O conceito de deficiência auditiva reflete, segundo Behares (1993) citado em Dorziat (s.d.), uma visão médico-organicista em que a pessoa com perda auditiva é encarada como um portador de doença. Neste sentido, para que os efeitos da doença possam ser extintos, é necessário tratar a deficiência que se encontra subjacente. De acordo com esta visão, o tipo e o grau de perda auditiva presente no diagnóstico clínico são fatores primordiais para o encaminhamento educacional do indivíduo, bem como para as expectativas sobre o desenvolvimento da linguagem (Dorziat, s.d.).
Existem diferentes graus de deficiência auditiva (leve, moderada, severa e profunda) que diferem em função da perda auditiva e das características da pessoa, o que faz com que se adotem diferentes atuações clínicas e educacionais (Dorziat, s.d.; Medeiros, Gianini, Gomes & Batista, 2005)

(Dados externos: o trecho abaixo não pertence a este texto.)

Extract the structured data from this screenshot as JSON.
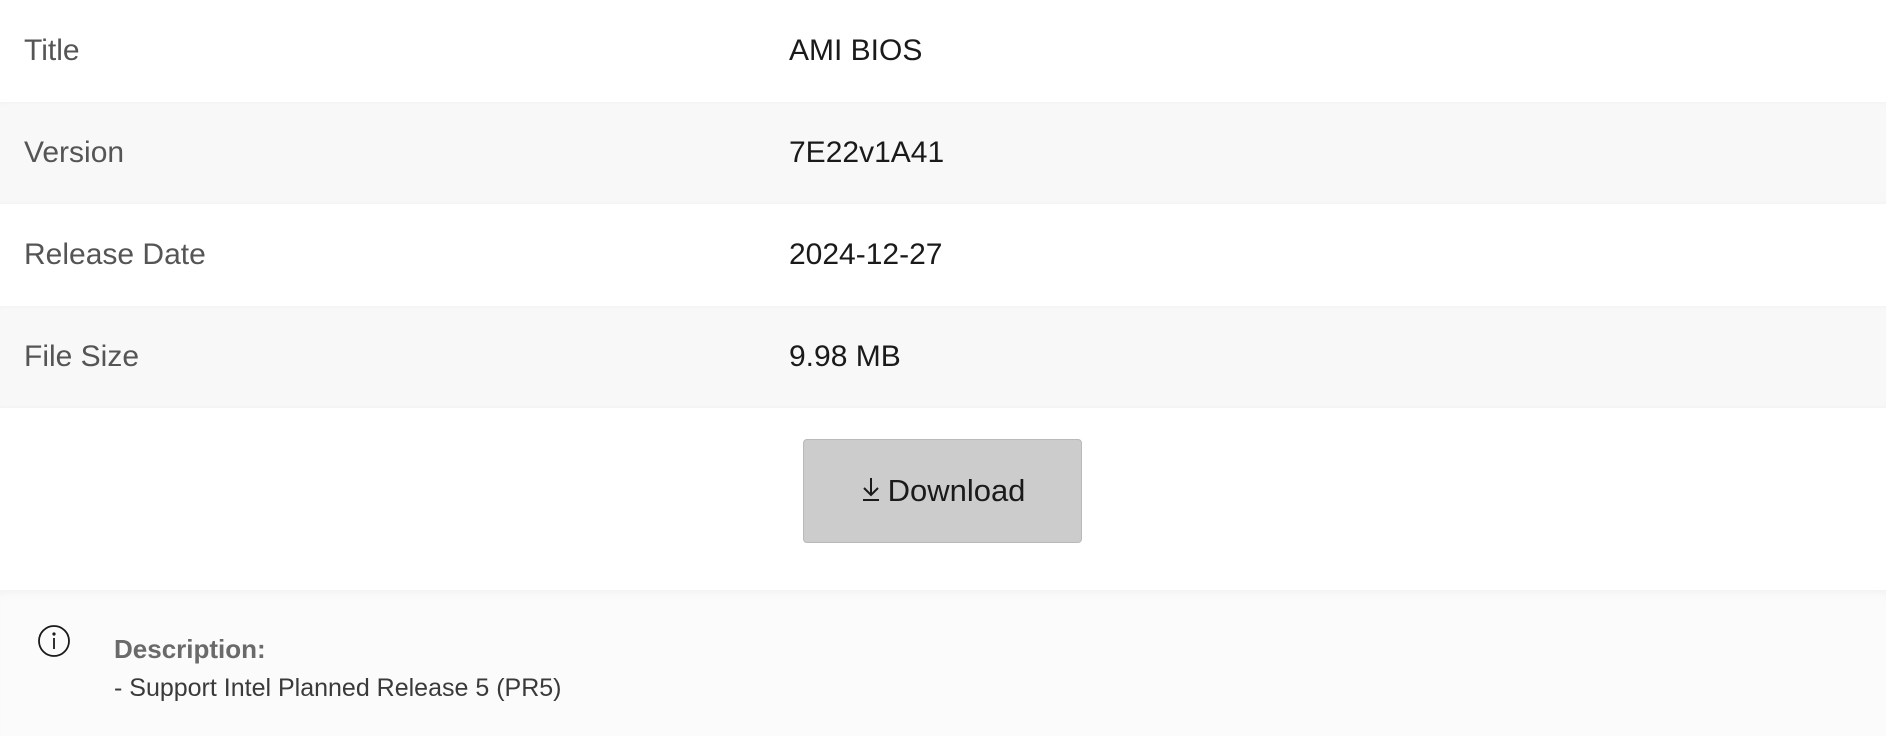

A condição de deficiência leva o indivíduo a ficar isolado de uma variedade de contextos sociais. Isto acontece, mais propriamente, quando há uma perceção clínica de que não é possível tratar essa mesma deficiência auditiva (Inácio, s.d.). Este conceito está relacionado com a utilização de procedimentos que visam adaptar o indivíduo com perda auditiva aos meios de comunicação utilizados pela sociedade, nomeadamente a fala (Dorziat, s.d.). Assim, a pessoa com deficiência auditiva faz parte de uma comunidade minoritária, pelo que se torna pertinente criar novas práticas no sentido de a incluir socialmente. Desta forma, é necessário analisar os preconceitos e os estigmas para que a sociedade consiga conviver com a diferença (Ribeiro & Netto, 2009).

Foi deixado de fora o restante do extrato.